First thing that must be accomplished is a basic inspection of the motorcycle.
- Tires - Cracking/dry rot - these tires must be replaced
- Fuel Tank - look for rusting & contamination
- Brake fluid - look at the inspection port for color. Generally it should be clear
- Lights & indicators - make sure they operate correctly
- Ignition - inspect ignition cables for cracking
- Air filter - cleanliness
- Chain & sprockets - broken rollers, sprocket condition
- Exhaust - ensure that the pipes are not full of critters
- Forks & shocks - inspect for fluid leaks and freedom of movement

TOOLS & EQUIPMENT

Service Manual - either factory Honda or Clymer manual. Follow all recommended procedures.
Basic metric hand tools including wrenches, sockets, screwdrivers, allen head wrenches, pliers
Motorcycle jack - not always necessary but indispensable for many procedures when the center stand won't work
Oil pan
Flashlight
Small wire brush
Brake bleeding kit or tubing & container
Fluid measuring cup
Infant nasal suction bulb
Paper towels / rags
Small funnel(s)

APPLICABLE SYSTEMS

Follow the recommended procedures in the manual -
Engine oil - Drain oil, replace filter & oil. Dispose of old oil responsibly (recycle it).
Fuel Tank - look for rusting & contamination. Flush tank with denatured alcohol. If rusted, consider treating fuel tank for rust.
Carburetors - Drain fuel bowls of old fuel
Air filter - Inspect for cleanliness and replace if necessary. If you can't see sunlight through a paper filter it needs to be replaced. Clean foam/oiled filters & re-oil.
Airbox - Wipe/clean out with a damp rag
Intake Boots - Inspect for cracking and replace if necessary
Chain - Inspect - look for broken rollers and cleanliness, clean. Replace if any broken rollers are found. Lubricate with proper chain lube.
Drive sprockets - Replace as a set if worn
Shaft drive oil - Drain and refill with appropriate lube
Fork Seals - ensure that they are not leaking
Fork oil - drain and replace with appropriate fork oil
Rear Shocks - ensure that they are not leaking fluid and have freedom of movement
Brakes - Bleed front & rear brakes, completely replacing the brake fluid & clean out brake reservoirs. Inspect brake rotors and pads for wear & replace if necessary. Inspect drum brake components and service as necessary. Inspect mechanical cables and replace if frayed or worn. Adjust brake lever pull as recommended. Ensure that brake light works for both front & rear brake application.
Battery - Replace if it will not hold a charge. If water can be added, used distilled water & charge.
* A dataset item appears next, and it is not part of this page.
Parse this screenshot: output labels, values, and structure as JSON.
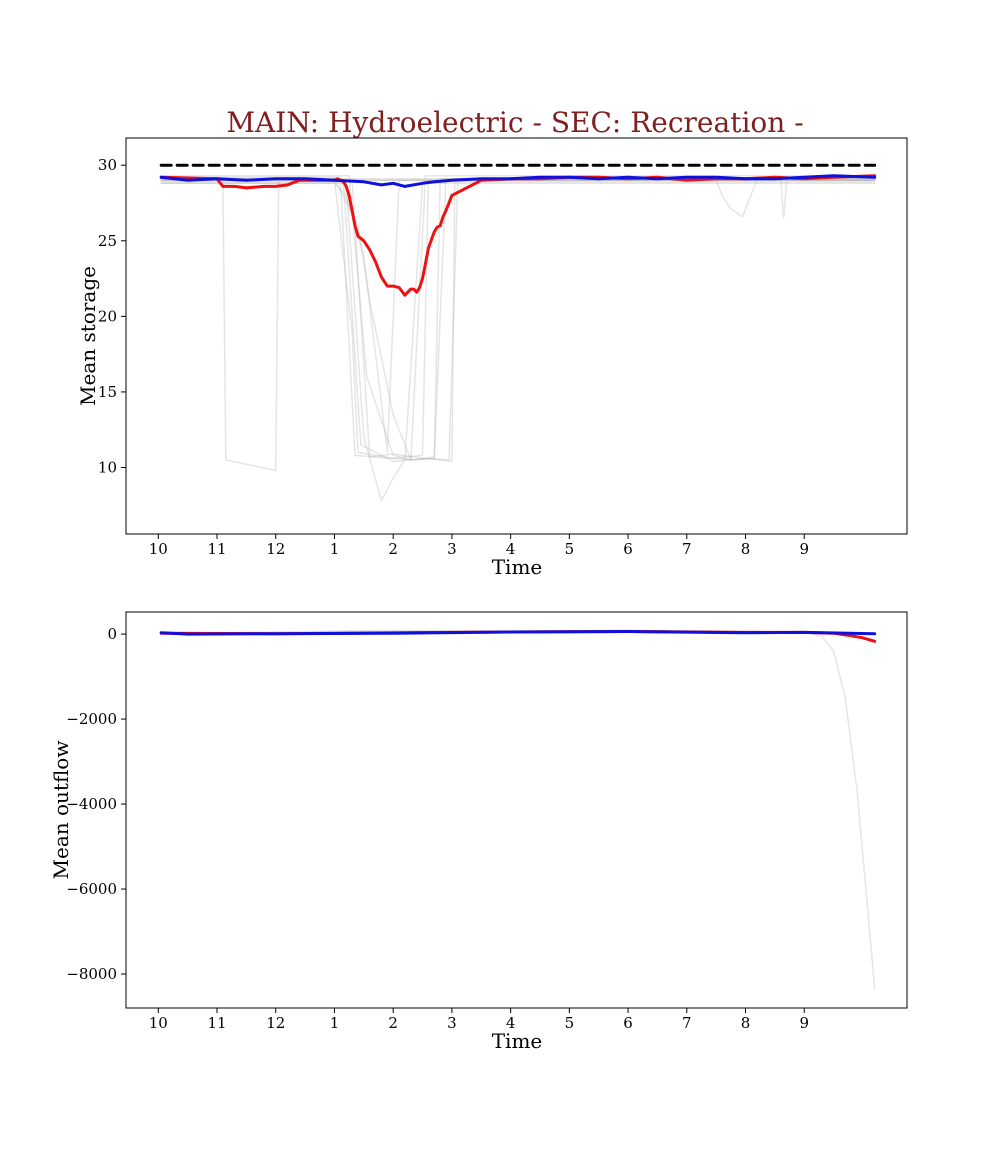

Inspect electrical connections and clean as neccessary.
Lights - Ensure that each and every light work properly. Include turn signals, headlight Hi/Low beams, instrument lights.
Ignition - Replace the spark plugs and inspect the ignition cables to each plug. Replace if cracked. Inspect each cable connection at the coils & plugs for corrosion & clean if necessary.
Tires - Inspect for dry rot - replace if ANY dry rot cracking is found. Ensure that tires are not excessively worn & are properly inflated. Replace valve stems.
Seat/Saddle - Treat leather with appropriate conditioner
Controls - Ensure that throttle & clutch cables rae not binding
Exhaust - Ensure that exhaust is tight to engine & frame & that outlets are not blocked.
Steering Stem Bearings - Ensure that full travel is available and that there is no excessive grinding or bearing play.

FLUIDS

All fluids should be replaced with the fluids recommended in the owners manual. If you do not have your owners manual, ask in the forums what is recommended - a forum member should be able to tell you what their manual recommends.
Fluids that should be replace are:
Fuel
Engine oil (with a new filter)
Front & rear brake fluid
Fork oil
Shaft drive lube

TECHNIQUES

There are sometimes multiple ways to do any procedure.
Follow the service manual as a minimum and use other member recommendations as you feel necessary. If unsure, ALWAYS follow the service manual.